Ему оставалось лишь сгорать от любви к очаровательным дамам. А те смеялись над ним. Они декламировали стихи на латыни и французском, насмехались над его неграмотностью. У его родителей едва хватило денег, чтобы дать ему хотя бы основы образования.

Когда он начал уверенно продвигаться все ближе к деньгам, он едва мог читать по-английски. Даже сейчас было стыдно за свою необразованность. Знал математику и родной язык. Но не обладал краснословием и изяществом речи. Не мог найти очарования в книгах и стихах.

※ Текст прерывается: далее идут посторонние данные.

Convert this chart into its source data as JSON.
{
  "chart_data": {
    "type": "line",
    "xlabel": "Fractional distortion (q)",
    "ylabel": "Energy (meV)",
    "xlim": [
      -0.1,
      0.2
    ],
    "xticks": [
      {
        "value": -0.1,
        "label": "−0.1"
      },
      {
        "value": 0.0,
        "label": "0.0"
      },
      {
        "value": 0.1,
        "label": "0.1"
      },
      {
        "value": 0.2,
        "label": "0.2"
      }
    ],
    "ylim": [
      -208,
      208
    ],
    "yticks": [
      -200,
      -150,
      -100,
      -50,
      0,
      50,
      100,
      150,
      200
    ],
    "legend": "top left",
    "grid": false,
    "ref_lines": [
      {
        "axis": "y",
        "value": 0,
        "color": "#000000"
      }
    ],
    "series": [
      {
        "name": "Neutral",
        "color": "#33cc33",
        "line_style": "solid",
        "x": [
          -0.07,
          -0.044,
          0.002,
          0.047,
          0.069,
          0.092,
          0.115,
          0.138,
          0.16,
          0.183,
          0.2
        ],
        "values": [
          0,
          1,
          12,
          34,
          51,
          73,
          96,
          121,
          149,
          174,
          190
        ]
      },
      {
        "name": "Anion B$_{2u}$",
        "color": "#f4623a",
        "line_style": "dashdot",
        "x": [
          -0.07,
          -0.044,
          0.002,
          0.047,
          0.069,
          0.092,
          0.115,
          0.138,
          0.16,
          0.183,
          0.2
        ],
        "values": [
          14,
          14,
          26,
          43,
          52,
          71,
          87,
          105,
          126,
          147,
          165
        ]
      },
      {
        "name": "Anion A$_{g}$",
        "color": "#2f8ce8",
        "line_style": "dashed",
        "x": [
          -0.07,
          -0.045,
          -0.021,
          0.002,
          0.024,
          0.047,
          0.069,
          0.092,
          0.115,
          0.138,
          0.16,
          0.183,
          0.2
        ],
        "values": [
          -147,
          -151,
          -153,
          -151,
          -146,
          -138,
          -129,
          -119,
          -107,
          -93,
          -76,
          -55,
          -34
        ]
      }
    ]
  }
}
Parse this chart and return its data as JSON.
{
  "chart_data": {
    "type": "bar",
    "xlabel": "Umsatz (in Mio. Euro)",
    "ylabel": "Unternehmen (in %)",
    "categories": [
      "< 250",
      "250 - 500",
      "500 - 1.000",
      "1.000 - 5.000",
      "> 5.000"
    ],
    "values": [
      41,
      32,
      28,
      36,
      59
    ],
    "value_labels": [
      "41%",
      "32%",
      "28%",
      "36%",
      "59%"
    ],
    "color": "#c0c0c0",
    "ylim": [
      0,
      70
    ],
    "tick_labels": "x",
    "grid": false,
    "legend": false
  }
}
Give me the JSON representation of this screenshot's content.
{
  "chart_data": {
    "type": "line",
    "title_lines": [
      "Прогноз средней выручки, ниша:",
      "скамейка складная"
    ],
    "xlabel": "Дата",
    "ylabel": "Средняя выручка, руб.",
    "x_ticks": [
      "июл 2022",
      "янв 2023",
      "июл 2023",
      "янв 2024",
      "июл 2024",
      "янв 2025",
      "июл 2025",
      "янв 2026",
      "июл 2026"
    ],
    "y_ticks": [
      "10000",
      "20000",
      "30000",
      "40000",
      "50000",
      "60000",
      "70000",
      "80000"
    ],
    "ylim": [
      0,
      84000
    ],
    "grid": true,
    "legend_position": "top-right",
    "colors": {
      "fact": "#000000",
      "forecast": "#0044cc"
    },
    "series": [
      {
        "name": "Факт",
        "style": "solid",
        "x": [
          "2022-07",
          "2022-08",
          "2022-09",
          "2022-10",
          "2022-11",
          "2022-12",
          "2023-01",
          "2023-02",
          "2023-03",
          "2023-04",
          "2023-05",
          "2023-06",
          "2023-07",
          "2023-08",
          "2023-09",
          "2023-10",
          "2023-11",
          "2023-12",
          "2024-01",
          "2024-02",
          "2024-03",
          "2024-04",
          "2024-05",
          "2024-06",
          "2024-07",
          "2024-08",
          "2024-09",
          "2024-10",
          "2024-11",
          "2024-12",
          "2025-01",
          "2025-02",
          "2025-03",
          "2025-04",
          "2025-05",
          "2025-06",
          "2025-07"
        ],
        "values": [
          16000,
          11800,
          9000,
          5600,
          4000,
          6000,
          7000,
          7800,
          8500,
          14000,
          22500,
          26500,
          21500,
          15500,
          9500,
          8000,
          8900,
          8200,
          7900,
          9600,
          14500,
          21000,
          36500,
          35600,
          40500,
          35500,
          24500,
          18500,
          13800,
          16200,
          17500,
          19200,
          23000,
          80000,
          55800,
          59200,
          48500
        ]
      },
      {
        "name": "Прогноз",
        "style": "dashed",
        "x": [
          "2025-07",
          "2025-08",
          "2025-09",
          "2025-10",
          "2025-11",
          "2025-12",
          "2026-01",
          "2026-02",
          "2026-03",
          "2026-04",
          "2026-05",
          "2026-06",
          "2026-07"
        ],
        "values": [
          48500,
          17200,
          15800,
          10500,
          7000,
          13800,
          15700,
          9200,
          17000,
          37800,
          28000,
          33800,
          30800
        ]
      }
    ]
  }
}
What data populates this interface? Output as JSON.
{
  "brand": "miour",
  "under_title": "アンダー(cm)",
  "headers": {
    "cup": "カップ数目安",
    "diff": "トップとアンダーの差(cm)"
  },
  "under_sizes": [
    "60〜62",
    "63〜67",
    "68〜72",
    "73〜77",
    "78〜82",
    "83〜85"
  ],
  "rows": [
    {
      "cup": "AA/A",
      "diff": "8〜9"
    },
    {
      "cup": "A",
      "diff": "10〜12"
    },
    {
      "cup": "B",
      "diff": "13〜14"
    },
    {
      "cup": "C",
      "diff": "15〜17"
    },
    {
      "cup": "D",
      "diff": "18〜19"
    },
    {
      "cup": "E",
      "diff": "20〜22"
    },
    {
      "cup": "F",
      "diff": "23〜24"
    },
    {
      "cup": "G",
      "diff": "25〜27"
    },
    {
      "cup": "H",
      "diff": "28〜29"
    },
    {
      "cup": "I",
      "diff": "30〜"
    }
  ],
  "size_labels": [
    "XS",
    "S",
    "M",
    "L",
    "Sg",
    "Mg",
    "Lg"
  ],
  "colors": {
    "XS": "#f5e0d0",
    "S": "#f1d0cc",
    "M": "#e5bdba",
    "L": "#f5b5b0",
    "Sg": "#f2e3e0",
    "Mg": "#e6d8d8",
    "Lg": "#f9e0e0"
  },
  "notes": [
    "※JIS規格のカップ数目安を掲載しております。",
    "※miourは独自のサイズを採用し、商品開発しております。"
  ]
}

Сейчас он тоже не мог получить любовь прекрасных дев. Единственное, что они в нем видели – это старик с деньгами. Думали, что такие старые денежные мешки не способны любить, он же думал, что его невозможно полюбить.

Он никогда не мог удержать в своих руках то, что хотел. Тогда из-за бедности и необразованности. Сейчас получал презрение из-за безобразной внешности – явный призрак старости. За деньгами и нарядами скрывал плохое образование и сухой ум. Вся его суть была направлена на приобретение положения в обществе. У него не было времени учиться петь, писать стихи или же учить французский. Теперь было поздно. Его мозг закостенел и его не заставить мыслить о чем-либо помимо обогащения.

Ему даже было немного жаль Эдиту.

Особенно когда он смотрел на себя в зеркало и видел безобразного старика.

В субботу после служение его злость начала усмиряться, но её огонь вспыхнул с новой силой, когда он вышел во двор.

Сжал до боли кулаки, костяшки побелели, а дыхание сбилось. На скулах заиграли желваки.

Мария вешала стирку. Старательно развешивала белоснежные простыни и бросала стыдливо-влюбленные взгляды на садовника. Влюбленность ни с чем не спутать. Невозможно сыграть взгляды украдкой, полные любви.

На рыжих волосах Марии играло солнце. Они казались огнем. А светлая кожа практически сверкала. Нежные, аккуратные руки расправляли складки на белье. А щеки девушки были покрыты нежным, девичьим, розовым румянцем.

Он ненавидел Марию. Ненавидел за то, что она красива. Ненавидел за то, что она прелестна. За то, как дрожит в страхе её голос и это звучит очаровательно. За то, что её кожа нежна, как лепестки белой лилии. И за то, что голос звучит, как самая нежная мелодия.

Ненавидел за то, что она видит в нем безобразного старика.

Ненавидел за то, что она никогда не будет в его объятиях по своей воле и никогда в её сердце не загорится нежность и любовь к нему. Для нее он строгий господин – мистер Эшби.

– Мария! – с притворным безразличием позвал он.

Девушка вздрогнула и перевела на Иоханна испуганные, широко распахнутые глаза. Они сверкали голубизной неба. Казались бездонными и до ужаса наивными.

Даже её испуганная дрожь была по-девичьи очаровательной и это злило ещё больше.

– За мной, – он развернулся на пятках и последовал в дом.

Девушка бросила последний, тоскливый взгляд на садовника и быстро засеменила за мистером Эшби. Она не успевала за его широким, быстрым шагом. Едва не бежала, постоянно сбиваясь с темпа и спотыкаясь. Испуганно и смущенно тупила взгляд.

Иоханн зашел в свой кабинет и подошел к столу. Оперся на него поясницей и скрестил руки на груди.

За его спиной было начищенное до блеска большое окно. Ярко сверкало солнце от чего мужчина казался выше, более грозным. Из-за света из-за его спины он казался черной, пугающей тенью.

– Налей, – указал глазами девушке на бутылку алкоголя и бокал.

Она подошла ближе, чувствуя, как дрожат колени. Этот мужчина всегда вселял в неё страх и трепет. Ей хотелось держаться, как можно дальше от него. Весь кабинет был пропитан какой-то атмосферой строгости и власти.